Daniel Moerner

A Curious Moon in Podman or Docker

I recently started working through A Curious Moon, a wonderfully clever data science “mystery” in PostgreSQL. The setup in the book uses Postgres on bare metal, but I wanted to use Postgres in Podman, which is like Docker. One interesting suggestion in the book is to use a Makefile to organize ETL. But this needed a little massaging work with Podman on Fedora, which I want to share here.

Here is my Compose file:

services:
  cassini-pg:
    image: postgres:17
    restart: unless-stopped
    container_name: cassini-pg
    environment:
      - POSTGRES_USER=cassini
      - POSTGRES_PASSWORD=super_secret_password
      - UID=1000
      - GID=1000
    volumes:
      - ./curious_data:/curious_data:z
      - ./scripts:/scripts:z

On a system with enforcing SELinux like Fedora, you’ll need to add the :z to the end of the volume mounts. This will ensure the volume is shared with the correct SELinux labels. Otherwise, you will receive a permissions error when trying to access the directory.

And here is my Makefile:

CONTAINER=cassini-pg
USER=cassini
DB=enceladus
LOCALPATH=${CURDIR}/
DOCKERPATH=/
SCRIPTS=scripts
CSV='/curious_data/data/master_plan.csv'
MASTER=$(SCRIPTS)/import.sql
NORMALIZE=$(SCRIPTS)/normalize.sql
BUILD=$(SCRIPTS)/build.sql

all: normalize
	podman exec -it $(CONTAINER) psql $(DB) -U $(USER) -f $(DOCKERPATH)$(BUILD) && podman exec -it $(CONTAINER) psql $(DB) -U $(USER)

master:
	@cat $(LOCALPATH)$(MASTER) >> $(LOCALPATH)$(BUILD)

import: master
	@echo "COPY import.master_plan FROM $(CSV) WITH DELIMITER ',' HEADER CSV;" >> $(LOCALPATH)$(BUILD)

normalize: import
	@cat $(LOCALPATH)$(NORMALIZE) >> $(LOCALPATH)$(BUILD)

clean:
	@rm -rf $(LOCALPATH)$(BUILD)

createdb:
	podman exec -it $(CONTAINER) createdb $(DB) -U $(USER)

psql:
	podman exec -it $(CONTAINER) psql $(DB) -U $(USER)

A few things to note here. First, when using containers (at least at the start) you will often want to completely blow up and recreate a container. This means being prepared to re-run createdb. I wanted to make this a target of all and psql, but it appears that Postgres does not have an easy-to-use command like CREATE DATABASE IF NOT EXISTS. So instead error messages on a new container should point you to the need to re-run the createdb target.

Second, the default make target should leave us in an interactive psql session. However, just passing a script to the container drops us into what appears to be a psql session (you can type in it), but it is not usable (“Enter” does not execute a command). Therefore, in the all target we first load the build script and then execute a separate psql interactive session.

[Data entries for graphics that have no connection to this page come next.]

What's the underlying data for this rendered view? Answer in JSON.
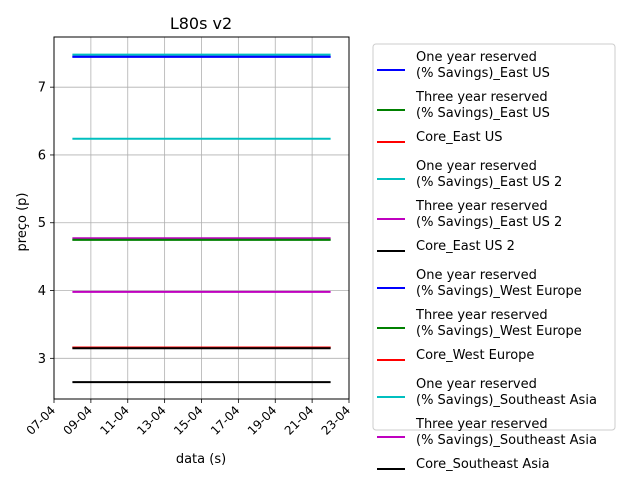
{
  "chart_data": {
    "type": "line",
    "title": "L80s v2",
    "xlabel": "data (s)",
    "ylabel": "preço (p)",
    "x": [
      "2024-04-08",
      "2024-04-22"
    ],
    "x_ticks": [
      "07-04",
      "09-04",
      "11-04",
      "13-04",
      "15-04",
      "17-04",
      "19-04",
      "21-04",
      "23-04"
    ],
    "x_tick_dates": [
      "2024-04-07",
      "2024-04-09",
      "2024-04-11",
      "2024-04-13",
      "2024-04-15",
      "2024-04-17",
      "2024-04-19",
      "2024-04-21",
      "2024-04-23"
    ],
    "xlim": [
      "2024-04-07",
      "2024-04-23"
    ],
    "y_ticks": [
      3,
      4,
      5,
      6,
      7
    ],
    "ylim": [
      2.4,
      7.74
    ],
    "grid": true,
    "legend_position": "outside-right",
    "series": [
      {
        "name": "One year reserved\n(% Savings)_East US",
        "color": "#0000ff",
        "values": [
          7.45,
          7.45
        ]
      },
      {
        "name": "Three year reserved\n(% Savings)_East US",
        "color": "#008000",
        "values": [
          4.75,
          4.75
        ]
      },
      {
        "name": "Core_East US",
        "color": "#ff0000",
        "values": [
          3.16,
          3.16
        ]
      },
      {
        "name": "One year reserved\n(% Savings)_East US 2",
        "color": "#00bfbf",
        "values": [
          7.48,
          7.48
        ]
      },
      {
        "name": "Three year reserved\n(% Savings)_East US 2",
        "color": "#bf00bf",
        "values": [
          4.77,
          4.77
        ]
      },
      {
        "name": "Core_East US 2",
        "color": "#000000",
        "values": [
          2.65,
          2.65
        ]
      },
      {
        "name": "One year reserved\n(% Savings)_West Europe",
        "color": "#0000ff",
        "values": [
          7.45,
          7.45
        ]
      },
      {
        "name": "Three year reserved\n(% Savings)_West Europe",
        "color": "#008000",
        "values": [
          4.75,
          4.75
        ]
      },
      {
        "name": "Core_West Europe",
        "color": "#ff0000",
        "values": [
          3.16,
          3.16
        ]
      },
      {
        "name": "One year reserved\n(% Savings)_Southeast Asia",
        "color": "#00bfbf",
        "values": [
          6.24,
          6.24
        ]
      },
      {
        "name": "Three year reserved\n(% Savings)_Southeast Asia",
        "color": "#bf00bf",
        "values": [
          3.98,
          3.98
        ]
      },
      {
        "name": "Core_Southeast Asia",
        "color": "#000000",
        "values": [
          3.15,
          3.15
        ]
      }
    ]
  }
}
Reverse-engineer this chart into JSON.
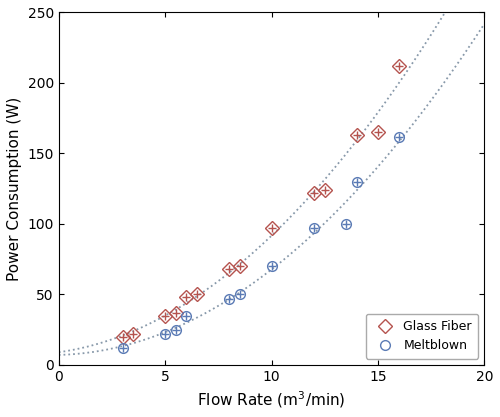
{
  "glass_fiber_x": [
    3.0,
    3.5,
    5.0,
    5.5,
    6.0,
    6.5,
    8.0,
    8.5,
    10.0,
    12.0,
    12.5,
    14.0,
    15.0,
    16.0
  ],
  "glass_fiber_y": [
    20.0,
    22.0,
    35.0,
    37.0,
    48.0,
    50.0,
    68.0,
    70.0,
    97.0,
    122.0,
    124.0,
    163.0,
    165.0,
    212.0
  ],
  "meltblown_x": [
    3.0,
    5.0,
    5.5,
    6.0,
    8.0,
    8.5,
    10.0,
    12.0,
    13.5,
    14.0,
    16.0
  ],
  "meltblown_y": [
    12.0,
    22.0,
    25.0,
    35.0,
    47.0,
    50.0,
    70.0,
    97.0,
    100.0,
    130.0,
    162.0
  ],
  "glass_fiber_color": "#b5534e",
  "meltblown_color": "#5b7bb5",
  "fit_color": "#8899aa",
  "xlabel": "Flow Rate (m$^3$/min)",
  "ylabel": "Power Consumption (W)",
  "xlim": [
    0,
    20
  ],
  "ylim": [
    0,
    250
  ],
  "xticks": [
    0,
    5,
    10,
    15,
    20
  ],
  "yticks": [
    0,
    50,
    100,
    150,
    200,
    250
  ],
  "legend_labels": [
    "Glass Fiber",
    "Meltblown"
  ],
  "figsize": [
    5.0,
    4.17
  ],
  "dpi": 100,
  "background_color": "#ffffff"
}
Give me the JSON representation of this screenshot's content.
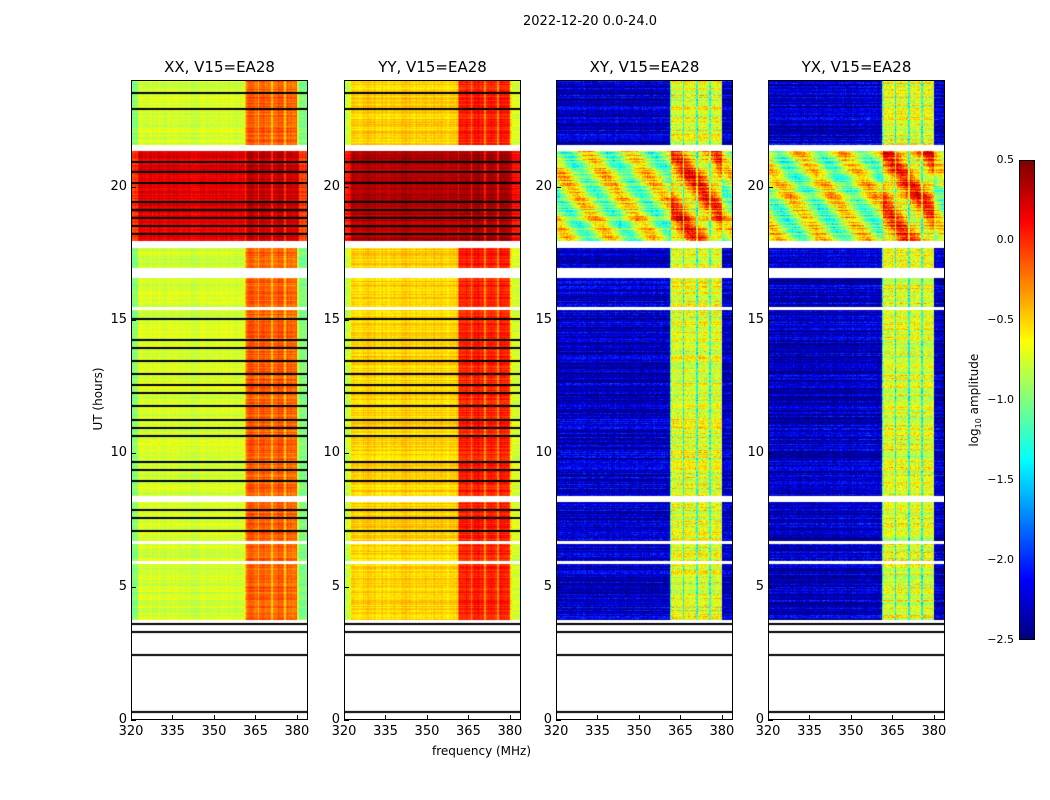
{
  "chart_data": {
    "type": "heatmap",
    "title": "2022-12-20 0.0-24.0",
    "xlabel": "frequency (MHz)",
    "ylabel": "UT (hours)",
    "xlim": [
      320,
      384
    ],
    "ylim": [
      0,
      24
    ],
    "xticks": [
      "320",
      "335",
      "350",
      "365",
      "380"
    ],
    "xtick_values": [
      320,
      335,
      350,
      365,
      380
    ],
    "yticks": [
      "0",
      "5",
      "10",
      "15",
      "20"
    ],
    "ytick_values": [
      0,
      5,
      10,
      15,
      20
    ],
    "colorbar": {
      "label_prefix": "log",
      "label_sub": "10",
      "label_suffix": " amplitude",
      "range": [
        -2.5,
        0.5
      ],
      "ticks": [
        "0.5",
        "0.0",
        "−0.5",
        "−1.0",
        "−1.5",
        "−2.0",
        "−2.5"
      ],
      "tick_values": [
        0.5,
        0.0,
        -0.5,
        -1.0,
        -1.5,
        -2.0,
        -2.5
      ],
      "colormap": "jet"
    },
    "panels": [
      {
        "title": "XX, V15=EA28",
        "base_level": -0.75,
        "band_level": -0.15,
        "flare_base": 0.2,
        "flare_band": 0.3
      },
      {
        "title": "YY, V15=EA28",
        "base_level": -0.5,
        "band_level": 0.05,
        "flare_base": 0.35,
        "flare_band": 0.4
      },
      {
        "title": "XY, V15=EA28",
        "base_level": -2.3,
        "band_level": -0.7,
        "flare_base": -0.8,
        "flare_band": -0.3
      },
      {
        "title": "YX, V15=EA28",
        "base_level": -2.3,
        "band_level": -0.7,
        "flare_base": -0.8,
        "flare_band": -0.3
      }
    ],
    "band_MHz": [
      361,
      380
    ],
    "data_hours": [
      3.75,
      24.0
    ],
    "flare_hours": [
      18.0,
      21.4
    ],
    "gap_hours": [
      [
        5.85,
        5.95
      ],
      [
        6.6,
        6.7
      ],
      [
        8.2,
        8.4
      ],
      [
        15.4,
        15.5
      ],
      [
        16.6,
        17.0
      ],
      [
        17.75,
        18.0
      ],
      [
        21.4,
        21.6
      ]
    ],
    "flag_line_hours": [
      3.3,
      2.45,
      0.3,
      3.6,
      7.1,
      7.6,
      7.9,
      9.0,
      9.4,
      9.7,
      10.7,
      11.0,
      11.3,
      11.8,
      12.3,
      12.6,
      13.0,
      13.5,
      14.0,
      14.3,
      15.1,
      18.3,
      18.6,
      18.9,
      19.2,
      19.5,
      20.2,
      20.6,
      21.0,
      23.0,
      23.6
    ]
  }
}
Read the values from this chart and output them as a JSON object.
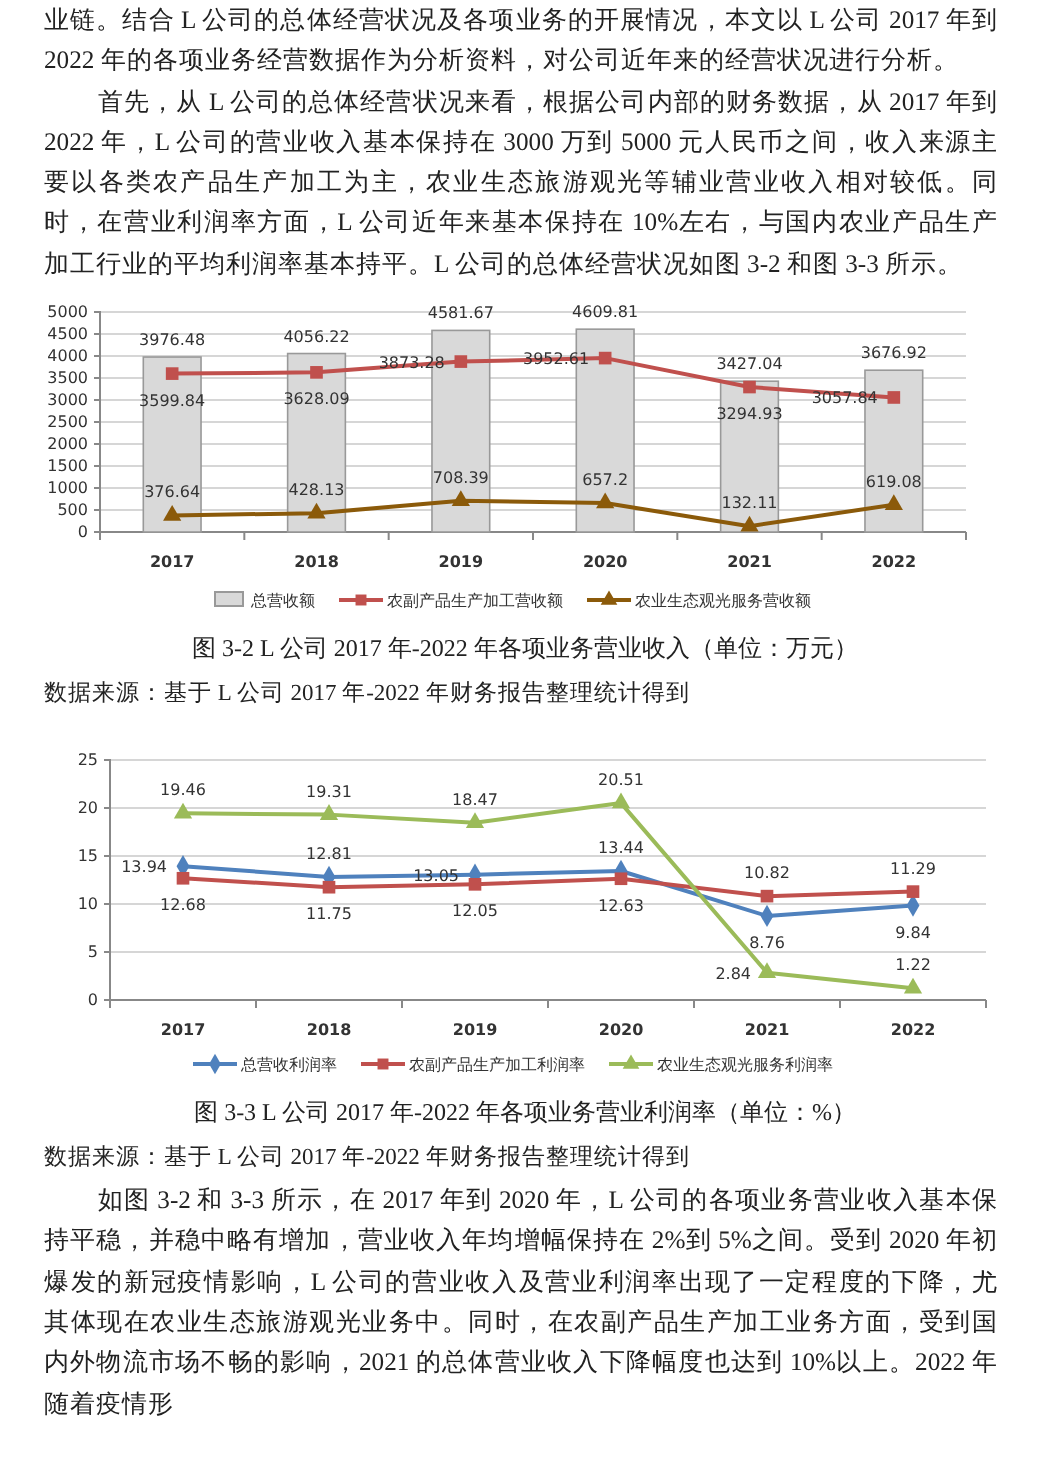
{
  "chart_data": [
    {
      "type": "bar",
      "title": "图 3-2 L 公司 2017 年-2022 年各项业务营业收入（单位：万元）",
      "annotations": [
        "业链。结合 L 公司的总体经营状况及各项业务的开展情况，本文以 L 公司 2017 年到 2022 年的各项业务经营数据作为分析资料，对公司近年来的经营状况进行分析。",
        "首先，从 L 公司的总体经营状况来看，根据公司内部的财务数据，从 2017 年到 2022 年，L 公司的营业收入基本保持在 3000 万到 5000 元人民币之间，收入来源主要以各类农产品生产加工为主，农业生态旅游观光等辅业营业收入相对较低。同时，在营业利润率方面，L 公司近年来基本保持在 10%左右，与国内农业产品生产加工行业的平均利润率基本持平。L 公司的总体经营状况如图 3-2 和图 3-3 所示。",
        "数据来源：基于 L 公司 2017 年-2022 年财务报告整理统计得到"
      ],
      "categories": [
        "2017",
        "2018",
        "2019",
        "2020",
        "2021",
        "2022"
      ],
      "series": [
        {
          "name": "总营收额",
          "color": "#d9d9d9",
          "values": [
            3976.48,
            4056.22,
            4581.67,
            4609.81,
            3427.04,
            3676.92
          ]
        },
        {
          "name": "农副产品生产加工营收额",
          "type": "line",
          "color": "#c0504d",
          "marker": "square",
          "values": [
            3599.84,
            3628.09,
            3873.28,
            3952.61,
            3294.93,
            3057.84
          ]
        },
        {
          "name": "农业生态观光服务营收额",
          "type": "line",
          "color": "#8b5a0a",
          "marker": "triangle",
          "values": [
            376.64,
            428.13,
            708.39,
            657.2,
            132.11,
            619.08
          ]
        }
      ],
      "ylim": [
        0,
        5000
      ],
      "yticks": [
        0,
        500,
        1000,
        1500,
        2000,
        2500,
        3000,
        3500,
        4000,
        4500,
        5000
      ],
      "grid": "y",
      "legend": "bottom",
      "data_labels": true
    },
    {
      "type": "line",
      "title": "图 3-3 L 公司 2017 年-2022 年各项业务营业利润率（单位：%）",
      "annotations": [
        "数据来源：基于 L 公司 2017 年-2022 年财务报告整理统计得到",
        "如图 3-2 和 3-3 所示，在 2017 年到 2020 年，L 公司的各项业务营业收入基本保持平稳，并稳中略有增加，营业收入年均增幅保持在 2%到 5%之间。受到 2020 年初爆发的新冠疫情影响，L 公司的营业收入及营业利润率出现了一定程度的下降，尤其体现在农业生态旅游观光业务中。同时，在农副产品生产加工业务方面，受到国内外物流市场不畅的影响，2021 的总体营业收入下降幅度也达到 10%以上。2022 年随着疫情形"
      ],
      "categories": [
        "2017",
        "2018",
        "2019",
        "2020",
        "2021",
        "2022"
      ],
      "series": [
        {
          "name": "总营收利润率",
          "color": "#4f81bd",
          "marker": "diamond",
          "values": [
            13.94,
            12.81,
            13.05,
            13.44,
            8.76,
            9.84
          ]
        },
        {
          "name": "农副产品生产加工利润率",
          "color": "#c0504d",
          "marker": "square",
          "values": [
            12.68,
            11.75,
            12.05,
            12.63,
            10.82,
            11.29
          ]
        },
        {
          "name": "农业生态观光服务利润率",
          "color": "#9bbb59",
          "marker": "triangle",
          "values": [
            19.46,
            19.31,
            18.47,
            20.51,
            2.84,
            1.22
          ]
        }
      ],
      "ylim": [
        0,
        25
      ],
      "yticks": [
        0,
        5,
        10,
        15,
        20,
        25
      ],
      "grid": "y",
      "legend": "bottom",
      "data_labels": true
    }
  ]
}
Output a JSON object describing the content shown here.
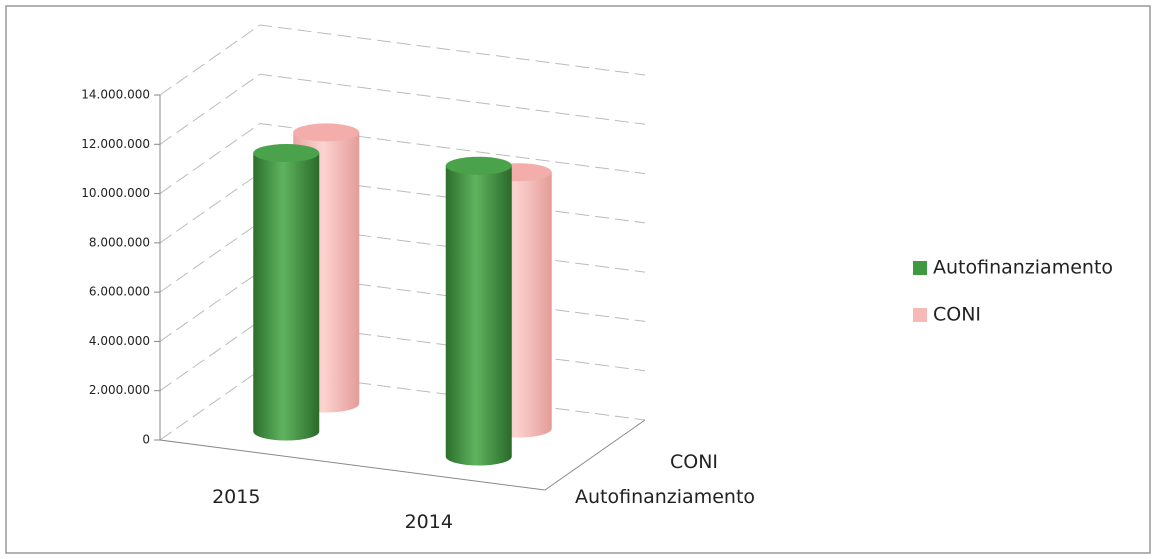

Third, the paths are a bit messy because we need to use a mixture of paths outside of the container and paths within the container. This could be simplified by using absolute paths and adjusting the container volume mounts to be identical. I did not pursue this, however, because hard-coding absolute paths in the volumes seems fragile and exposes more information than is necessary to the container.

I look forward to sharing more of my journey through this book here on my blog. One more thing: The link to the data included in the book itself seems to be dead, but the data is still available here: https://archive.redfour.io/